The key requirements for a legally defensible deduction:

  • Lease clause: Your lease must state that tenants are responsible for removing all personal property at move-out and that disposal costs will be deducted from the deposit (sample clause templates available from TwoMen&ATruck and Nolo)
  • Photo documentation: Timestamped photos of items left behind, taken during the move-out inspection
  • Itemized receipts: Actual cost of removal — a $79 Dropcurb receipt is easier to defend than a $385 dumpster rental split across multiple tenants
  • Timely notice: An itemized deduction statement sent to the tenant within your state's required timeframe (typically 14–30 days post move-out)

Junk removal is one of the easiest turnover costs to recover from deposits because it is clearly attributable to specific items the tenant left behind, and the cost is documented with a receipt.
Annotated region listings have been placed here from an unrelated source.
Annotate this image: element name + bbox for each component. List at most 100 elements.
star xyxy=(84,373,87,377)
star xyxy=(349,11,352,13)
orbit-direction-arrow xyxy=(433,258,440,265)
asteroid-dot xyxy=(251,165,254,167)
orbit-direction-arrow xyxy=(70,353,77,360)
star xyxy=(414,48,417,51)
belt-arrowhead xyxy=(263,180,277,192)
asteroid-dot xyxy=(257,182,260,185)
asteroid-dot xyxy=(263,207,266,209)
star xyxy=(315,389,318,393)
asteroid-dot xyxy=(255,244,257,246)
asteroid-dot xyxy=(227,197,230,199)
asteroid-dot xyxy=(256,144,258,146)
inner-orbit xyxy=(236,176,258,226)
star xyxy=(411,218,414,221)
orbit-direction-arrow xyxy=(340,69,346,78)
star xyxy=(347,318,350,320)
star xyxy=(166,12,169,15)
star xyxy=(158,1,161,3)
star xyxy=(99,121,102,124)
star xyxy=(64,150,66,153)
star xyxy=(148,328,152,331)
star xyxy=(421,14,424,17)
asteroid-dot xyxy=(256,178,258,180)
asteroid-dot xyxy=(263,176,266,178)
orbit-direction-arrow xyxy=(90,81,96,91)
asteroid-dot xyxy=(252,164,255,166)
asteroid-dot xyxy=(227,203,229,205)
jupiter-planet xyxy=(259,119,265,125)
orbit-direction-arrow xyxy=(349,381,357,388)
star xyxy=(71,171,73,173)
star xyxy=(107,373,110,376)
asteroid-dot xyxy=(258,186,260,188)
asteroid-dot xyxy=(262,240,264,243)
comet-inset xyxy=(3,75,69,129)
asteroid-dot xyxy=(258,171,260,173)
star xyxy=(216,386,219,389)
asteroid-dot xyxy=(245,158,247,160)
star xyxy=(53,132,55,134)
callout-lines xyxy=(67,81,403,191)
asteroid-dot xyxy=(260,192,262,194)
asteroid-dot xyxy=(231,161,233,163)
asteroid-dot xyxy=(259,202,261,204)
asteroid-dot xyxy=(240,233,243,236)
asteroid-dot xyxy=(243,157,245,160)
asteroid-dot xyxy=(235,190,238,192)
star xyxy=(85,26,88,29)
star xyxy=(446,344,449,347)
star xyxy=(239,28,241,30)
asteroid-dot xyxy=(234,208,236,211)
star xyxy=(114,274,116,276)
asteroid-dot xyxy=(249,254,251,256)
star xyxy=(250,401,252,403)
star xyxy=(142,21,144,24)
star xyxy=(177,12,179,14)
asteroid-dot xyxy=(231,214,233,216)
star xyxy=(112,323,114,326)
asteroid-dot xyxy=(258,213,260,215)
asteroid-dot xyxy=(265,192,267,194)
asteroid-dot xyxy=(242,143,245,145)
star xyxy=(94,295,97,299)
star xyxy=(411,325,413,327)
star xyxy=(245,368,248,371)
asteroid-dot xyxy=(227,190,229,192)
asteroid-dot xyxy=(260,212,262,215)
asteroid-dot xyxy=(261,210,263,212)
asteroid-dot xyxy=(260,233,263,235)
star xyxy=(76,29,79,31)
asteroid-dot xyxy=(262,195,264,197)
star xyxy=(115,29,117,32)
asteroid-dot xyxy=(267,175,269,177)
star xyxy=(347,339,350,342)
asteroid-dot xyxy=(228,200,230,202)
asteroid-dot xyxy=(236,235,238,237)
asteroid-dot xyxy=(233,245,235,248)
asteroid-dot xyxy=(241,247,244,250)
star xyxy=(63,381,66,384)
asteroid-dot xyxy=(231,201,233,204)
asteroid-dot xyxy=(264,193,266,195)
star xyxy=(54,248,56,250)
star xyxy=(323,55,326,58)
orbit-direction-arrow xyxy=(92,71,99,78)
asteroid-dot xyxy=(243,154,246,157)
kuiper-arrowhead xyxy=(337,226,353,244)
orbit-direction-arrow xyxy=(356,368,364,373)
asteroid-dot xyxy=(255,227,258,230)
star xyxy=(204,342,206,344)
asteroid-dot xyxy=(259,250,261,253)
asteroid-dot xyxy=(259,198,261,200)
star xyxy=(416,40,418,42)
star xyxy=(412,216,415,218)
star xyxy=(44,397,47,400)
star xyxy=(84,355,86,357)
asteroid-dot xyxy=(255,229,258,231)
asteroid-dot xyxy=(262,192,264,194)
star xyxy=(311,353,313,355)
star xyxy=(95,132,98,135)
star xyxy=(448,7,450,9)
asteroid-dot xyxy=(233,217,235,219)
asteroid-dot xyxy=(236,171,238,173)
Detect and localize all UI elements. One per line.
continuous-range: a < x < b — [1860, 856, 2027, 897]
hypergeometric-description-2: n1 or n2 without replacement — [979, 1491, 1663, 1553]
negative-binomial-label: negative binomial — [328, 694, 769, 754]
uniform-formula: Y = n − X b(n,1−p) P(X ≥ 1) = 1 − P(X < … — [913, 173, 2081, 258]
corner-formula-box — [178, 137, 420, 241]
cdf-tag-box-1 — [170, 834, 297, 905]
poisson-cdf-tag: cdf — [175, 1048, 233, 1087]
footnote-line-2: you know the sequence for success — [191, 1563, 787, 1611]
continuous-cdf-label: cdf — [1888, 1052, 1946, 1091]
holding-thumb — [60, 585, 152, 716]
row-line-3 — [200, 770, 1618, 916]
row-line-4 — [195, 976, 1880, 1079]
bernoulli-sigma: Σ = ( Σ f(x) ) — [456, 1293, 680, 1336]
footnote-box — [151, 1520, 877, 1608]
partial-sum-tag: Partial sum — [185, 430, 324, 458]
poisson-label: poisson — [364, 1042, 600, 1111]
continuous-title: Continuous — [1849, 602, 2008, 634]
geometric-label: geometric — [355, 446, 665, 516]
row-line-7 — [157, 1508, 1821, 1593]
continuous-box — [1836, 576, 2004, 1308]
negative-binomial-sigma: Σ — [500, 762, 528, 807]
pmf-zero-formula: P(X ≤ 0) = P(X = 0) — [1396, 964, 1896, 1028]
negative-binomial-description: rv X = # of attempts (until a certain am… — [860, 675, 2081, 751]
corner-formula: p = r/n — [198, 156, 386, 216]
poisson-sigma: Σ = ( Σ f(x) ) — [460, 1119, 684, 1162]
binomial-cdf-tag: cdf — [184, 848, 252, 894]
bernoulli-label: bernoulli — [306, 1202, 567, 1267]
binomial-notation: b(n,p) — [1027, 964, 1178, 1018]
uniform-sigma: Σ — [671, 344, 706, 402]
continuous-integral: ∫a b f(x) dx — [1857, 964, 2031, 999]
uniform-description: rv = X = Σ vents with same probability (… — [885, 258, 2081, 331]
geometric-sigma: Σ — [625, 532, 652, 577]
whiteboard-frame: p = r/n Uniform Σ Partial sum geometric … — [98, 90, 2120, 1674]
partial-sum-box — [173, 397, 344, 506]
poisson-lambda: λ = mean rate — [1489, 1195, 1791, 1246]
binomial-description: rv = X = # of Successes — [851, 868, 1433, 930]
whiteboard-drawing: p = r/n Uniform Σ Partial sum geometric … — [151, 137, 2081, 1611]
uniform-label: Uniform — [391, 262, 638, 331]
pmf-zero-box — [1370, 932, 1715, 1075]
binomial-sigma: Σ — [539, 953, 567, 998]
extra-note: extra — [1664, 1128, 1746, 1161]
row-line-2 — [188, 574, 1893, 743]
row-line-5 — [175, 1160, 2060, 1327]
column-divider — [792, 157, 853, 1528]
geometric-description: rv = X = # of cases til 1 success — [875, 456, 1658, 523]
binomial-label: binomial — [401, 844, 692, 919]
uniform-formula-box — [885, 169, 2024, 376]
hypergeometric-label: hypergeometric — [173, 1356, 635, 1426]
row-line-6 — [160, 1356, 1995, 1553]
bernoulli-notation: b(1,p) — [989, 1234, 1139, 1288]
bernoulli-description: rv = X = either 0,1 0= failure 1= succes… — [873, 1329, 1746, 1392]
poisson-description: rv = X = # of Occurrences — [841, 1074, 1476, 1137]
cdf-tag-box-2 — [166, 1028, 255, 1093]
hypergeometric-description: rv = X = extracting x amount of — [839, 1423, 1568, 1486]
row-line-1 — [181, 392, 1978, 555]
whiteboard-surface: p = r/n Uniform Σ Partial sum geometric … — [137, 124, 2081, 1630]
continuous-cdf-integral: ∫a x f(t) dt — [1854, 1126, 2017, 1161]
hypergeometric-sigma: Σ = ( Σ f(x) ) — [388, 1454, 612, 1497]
Painting and carpet cleaning deductions are frequently disputed, but a photo of an abandoned couch next to a $79 receipt is straightforward.

How Does Peak Season (May–September) Affect Turnover Costs?

Peak moving season runs May through September, with June, July, and August seeing the highest volume (Movebuddha). During these months, turnover costs increase for three reasons:

  • Higher demand, higher prices: Dumpster companies, full-service junk removal crews, painters, and cleaning services all book up faster and charge more. A dumpster that costs $350 in February may run $500+ in July with a 5–7 day delivery wait.
  • Compressed timelines: Multiple units turning over simultaneously strains your maintenance team. If 15 units in a 200-unit community all move out the same week, your 3-person maintenance crew becomes the bottleneck for every step of the process.
  • Longer re-leasing times in 2024–2026: Despite peak demand, vacant units averaged 46 days to re-rent in Q1 2024 according to RentCafe data cited by Multi-Housing News. The supply wave of 2023–2024 (586,151 completions in Q4 2024 per RealPage) means more competition for tenants even during summer.

The solution is to eliminate variables you can control. Standardize your turnover playbook so every unit follows the same 7-day process regardless of season. Use vendors with same-day availability (like curbside junk pickup) instead of vendors that require scheduling days in advance.

How to Cut Apartment Turnover Cost by $1,500 per Unit

  1. 1

    Pre-inspect 30 days before lease end

    Walk the unit 30 days before the lease expires. Identify damage, items likely to be left behind, and repairs needed. Order materials and schedule vendors now, not after move-out. This eliminates 3–5 days of waiting after the tenant leaves.

  2. 2

    Pre-market the unit 60 days out

    List the unit for lease before the current tenant moves out. Use photos from the last make-ready or a model unit. Accepting applications early means a new tenant can sign before the old one leaves, reducing vacancy to the make-ready window only.

  3. 3

    Clear junk same-day with curbside pickup

    On move-out day, have your maintenance crew move all abandoned items to the curb or designated area. Book a same-day Dropcurb pickup for $79. The unit is cleared by end of day one — painters can start day two.

  4. 4

    Standardize paint, flooring, and fixtures

    Use the same paint color, flooring type, and fixture models across all units. No more color matching, special-order parts, or debating whether to repaint the whole room. Touch-up takes 2 hours instead of 2 days.

  5. 5

    Use a dedicated turnover cleaning crew

    A crew that cleans 5–10 turnovers per week is faster and cheaper per unit than a general cleaning service quoting hourly. Negotiate a flat rate per unit type (e.g., $200 for 1BR, $300 for 2BR).

  6. 6

    Deduct recoverable costs from the deposit

    Document everything with photos and receipts. Deduct junk removal, cleaning beyond normal wear, and damage repairs from the security deposit. A $79 curbside receipt plus timestamped photos makes the deduction defensible in any state.